On July 20, 2012, the US Food and Drug Administration granted accelerated approval for carfilzomib (Kyprolis), which is indicated for the treatment of patients with MM who have received at least 2 previous therapies, including bortezomib and an IMiD (ie, thalidomide or lenalidomide), and have demonstrated disease progression on or within 60 days of completion of the last therapy.6,7 The approval of carfilzomib was based on the response rate determined in a single-arm, multicenter clinical trial, and was not based on survival.8 Furthermore, a clinical benefit (ie, increased survival or improved symptoms) has not been confirmed.6,7
Clinical Trial Updates on Carfilzomib-Based Treatment for Patients with MM
Oral presentations and posters based on carfilzomib clinical trials were presented at the 2012 American Society of Hematology meeting, which was held December 8-11, in Atlanta, GA. These presentations included reports on the safety and the efficacy of single-
agent carfilzomib; the use of carfilzomib as part of a combination therapy for patients who are newly diagnosed with MM, as well as those with relapsed and/or refractory disease; and dosing and administration modifications related to carfilzomib. In addition, interesting preclinical studies of carfilzomib were presented, as well as an initial report on oprozomib—an orally bioavailable structural analog of carfilzomib.
Carfilzomib Safety and Clinical Experience
Epidemiology of Cardiac Events in Patients with MM
Patients with MM are at risk for cardiac adverse events (AEs) as a result of their age, their disease, or their treatment regimen. Kristen D. Kistler, PhD, of United BioSource Corporation, Lexington, MA, and colleagues conducted a retrospective cohort study of commercial and Medicare supplemental insurance claims from January 1, 2006, through December 31, 2011, to determine the incidence and prevalence of cardiac AEs in US patients with MM.9 This analysis was presented in a poster and included 22,076 patients with newly diagnosed MM and 1723 patients with relapsed MM. Nearly 75% of the patients had a cardiac AE during the study period, most frequently arrhythmias (24% in patients with newly diagnosed MM, 29% in relapsed MM), congestive heart failure (15% in each group), and ischemic heart disease (19% and 14%, respectively), independent of anti-MM treatment and whether the MM was newly diagnosed or relapsed. Other cardiac events included cardiomyopathy and conduction disorders. The incidence of cardiac AEs was associated with older patient age (particularly those aged ≥75 years) and with a history of cardiac events.9
Cardiac and Pulmonary Safety
A poster presentation by Sagar Lonial, MD, Professor, Emory School of Medicine, Director, Translational Research, B-cell Malignancy Program, Winship Cancer Institute, Atlanta, GA, and colleagues summarized the cardiac and pulmonary events occurring in 526 patients with relapsed and/or refractory MM in 4 phase 2 trials of carfilzomib, including PX-171-003-A0 (N =46), PX-171-003-A1 (the pivotal registration trial; N =266), PX-171-004 (N = 164), and PX-171-005 (N = 50).10 Most patients received carfilzomib at the approved dose and schedule (20 mg/m2 for cycle 1, escalated to 27 mg/m2 for subsequent cycles, dosed on days 1, 2, 8, 9, 15, and 16 of a 28-day cycle). The patients in the PX-171-005 study, who had various degrees of renal insufficiency, received carfilzomib 15 mg/m2 in cycle 1, 20 mg/m2 in cycle 2, and 27 mg/m2 in cycle 3 and beyond. At baseline, 70% of the patients had a cardiac risk factor, defined as taking ≥1 cardiac medication. As in the epidemiology study,9 the most common cardiac AEs were arrhythmias (13.3% overall of any grade), and these were mostly low-grade, benign events. Grade 3 cardiac AEs were primarily cardiac failure.10 The rates of cardiac AEs generally remained stable over time.

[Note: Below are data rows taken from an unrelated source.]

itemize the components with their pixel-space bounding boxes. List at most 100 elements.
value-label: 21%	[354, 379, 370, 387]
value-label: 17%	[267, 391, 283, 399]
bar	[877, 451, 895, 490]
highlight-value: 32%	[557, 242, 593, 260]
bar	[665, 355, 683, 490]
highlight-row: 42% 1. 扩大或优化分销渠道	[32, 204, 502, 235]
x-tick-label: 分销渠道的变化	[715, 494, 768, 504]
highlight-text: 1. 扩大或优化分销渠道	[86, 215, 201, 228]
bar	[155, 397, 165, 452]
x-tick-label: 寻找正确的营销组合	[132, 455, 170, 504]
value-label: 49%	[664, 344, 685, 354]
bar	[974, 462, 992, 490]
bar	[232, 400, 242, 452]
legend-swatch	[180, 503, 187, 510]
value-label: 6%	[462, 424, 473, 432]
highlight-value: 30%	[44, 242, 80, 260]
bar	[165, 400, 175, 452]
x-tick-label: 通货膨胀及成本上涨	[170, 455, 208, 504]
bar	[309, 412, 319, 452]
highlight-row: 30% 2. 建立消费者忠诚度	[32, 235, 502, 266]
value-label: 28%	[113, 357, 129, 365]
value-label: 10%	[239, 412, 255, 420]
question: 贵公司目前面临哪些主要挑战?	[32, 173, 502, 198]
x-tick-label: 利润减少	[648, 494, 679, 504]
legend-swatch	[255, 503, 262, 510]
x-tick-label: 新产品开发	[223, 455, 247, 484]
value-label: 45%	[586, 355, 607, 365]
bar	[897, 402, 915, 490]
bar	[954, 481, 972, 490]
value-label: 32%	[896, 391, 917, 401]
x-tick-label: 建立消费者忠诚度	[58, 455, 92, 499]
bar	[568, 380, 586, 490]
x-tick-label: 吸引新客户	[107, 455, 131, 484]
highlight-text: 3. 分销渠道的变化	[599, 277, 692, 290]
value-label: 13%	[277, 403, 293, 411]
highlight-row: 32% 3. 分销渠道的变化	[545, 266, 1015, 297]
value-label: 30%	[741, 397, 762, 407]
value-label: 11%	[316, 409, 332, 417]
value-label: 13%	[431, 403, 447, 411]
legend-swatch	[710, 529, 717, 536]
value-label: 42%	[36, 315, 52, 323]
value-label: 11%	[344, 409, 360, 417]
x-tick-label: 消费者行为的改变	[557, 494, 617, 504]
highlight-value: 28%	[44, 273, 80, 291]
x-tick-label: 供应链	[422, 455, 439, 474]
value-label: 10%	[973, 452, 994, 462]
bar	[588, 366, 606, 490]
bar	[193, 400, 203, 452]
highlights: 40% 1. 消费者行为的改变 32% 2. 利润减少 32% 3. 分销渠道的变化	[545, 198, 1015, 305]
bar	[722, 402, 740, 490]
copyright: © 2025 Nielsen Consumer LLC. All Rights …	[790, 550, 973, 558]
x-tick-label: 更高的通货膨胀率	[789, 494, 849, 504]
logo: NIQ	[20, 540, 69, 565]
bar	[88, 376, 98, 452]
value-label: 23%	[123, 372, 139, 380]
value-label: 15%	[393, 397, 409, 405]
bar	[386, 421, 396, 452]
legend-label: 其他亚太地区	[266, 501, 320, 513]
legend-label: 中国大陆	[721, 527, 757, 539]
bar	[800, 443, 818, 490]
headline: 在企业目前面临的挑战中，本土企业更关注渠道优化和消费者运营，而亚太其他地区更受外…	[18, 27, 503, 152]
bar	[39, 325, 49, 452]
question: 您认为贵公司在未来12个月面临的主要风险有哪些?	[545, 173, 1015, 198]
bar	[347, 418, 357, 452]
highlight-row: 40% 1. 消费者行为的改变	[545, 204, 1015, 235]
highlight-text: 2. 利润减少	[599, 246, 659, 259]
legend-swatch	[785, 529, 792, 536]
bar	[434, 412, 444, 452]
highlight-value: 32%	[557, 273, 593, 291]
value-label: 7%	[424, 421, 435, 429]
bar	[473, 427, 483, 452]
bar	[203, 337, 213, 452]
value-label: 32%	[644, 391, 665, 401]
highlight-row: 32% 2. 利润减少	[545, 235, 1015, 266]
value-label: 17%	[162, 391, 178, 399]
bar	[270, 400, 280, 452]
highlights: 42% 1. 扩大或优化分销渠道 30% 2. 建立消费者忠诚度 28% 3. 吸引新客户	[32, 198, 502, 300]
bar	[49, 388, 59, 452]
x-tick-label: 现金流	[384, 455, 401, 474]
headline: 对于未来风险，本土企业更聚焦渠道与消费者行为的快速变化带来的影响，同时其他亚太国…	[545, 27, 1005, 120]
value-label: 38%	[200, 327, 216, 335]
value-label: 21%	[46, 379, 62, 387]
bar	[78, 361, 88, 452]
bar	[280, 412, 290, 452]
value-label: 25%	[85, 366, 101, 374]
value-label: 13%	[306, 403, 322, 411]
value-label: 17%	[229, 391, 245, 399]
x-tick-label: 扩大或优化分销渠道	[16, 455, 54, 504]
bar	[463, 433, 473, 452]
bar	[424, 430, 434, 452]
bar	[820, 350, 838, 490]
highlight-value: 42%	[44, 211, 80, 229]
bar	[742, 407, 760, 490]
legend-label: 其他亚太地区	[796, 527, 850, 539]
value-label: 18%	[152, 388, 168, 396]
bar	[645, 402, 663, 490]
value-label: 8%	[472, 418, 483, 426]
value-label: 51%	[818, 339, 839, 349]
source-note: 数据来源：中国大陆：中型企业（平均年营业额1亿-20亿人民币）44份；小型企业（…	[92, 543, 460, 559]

Overall, 1.1% of patients had their carfilzomib dose reduced and 4.4% of patients discontinued carfilzomib in response to cardiac AEs. There were 5 deaths resulting from cardiac events: 3 patients in the PX-171-003-A1 study died from cardiac arrest and 1 from dyspnea, and 1 patient in the PX-171-004 study died of a cardiac disorder. In addition, 3 patients in the PX-171-003-A1 study died of disease progression, which was considered to have a cardiac component.10
Respiratory AEs occurred in 69% of patients, most frequently dyspnea (42.2%), of which 4.8% had grade 3 dyspnea. This resulted in a dose reduction for 1.9% of patients, and for discontinuation in 2.3% of patients for all respiratory events and in 1.5% of patients with dyspnea. Dyspnea resolved in all but 1 patient and tended to occur in earlier cycles, with a median duration of 8 days. Respiratory infections occurred in 18.8% of patients, resulting in 2 deaths that were not considered to be related to carfilzomib. These rates of cardiac and pulmonary AEs are considered to be comparable to those reported for patients with relapsed and/or refractory MM. These events are being studied further in ongoing clinical trials.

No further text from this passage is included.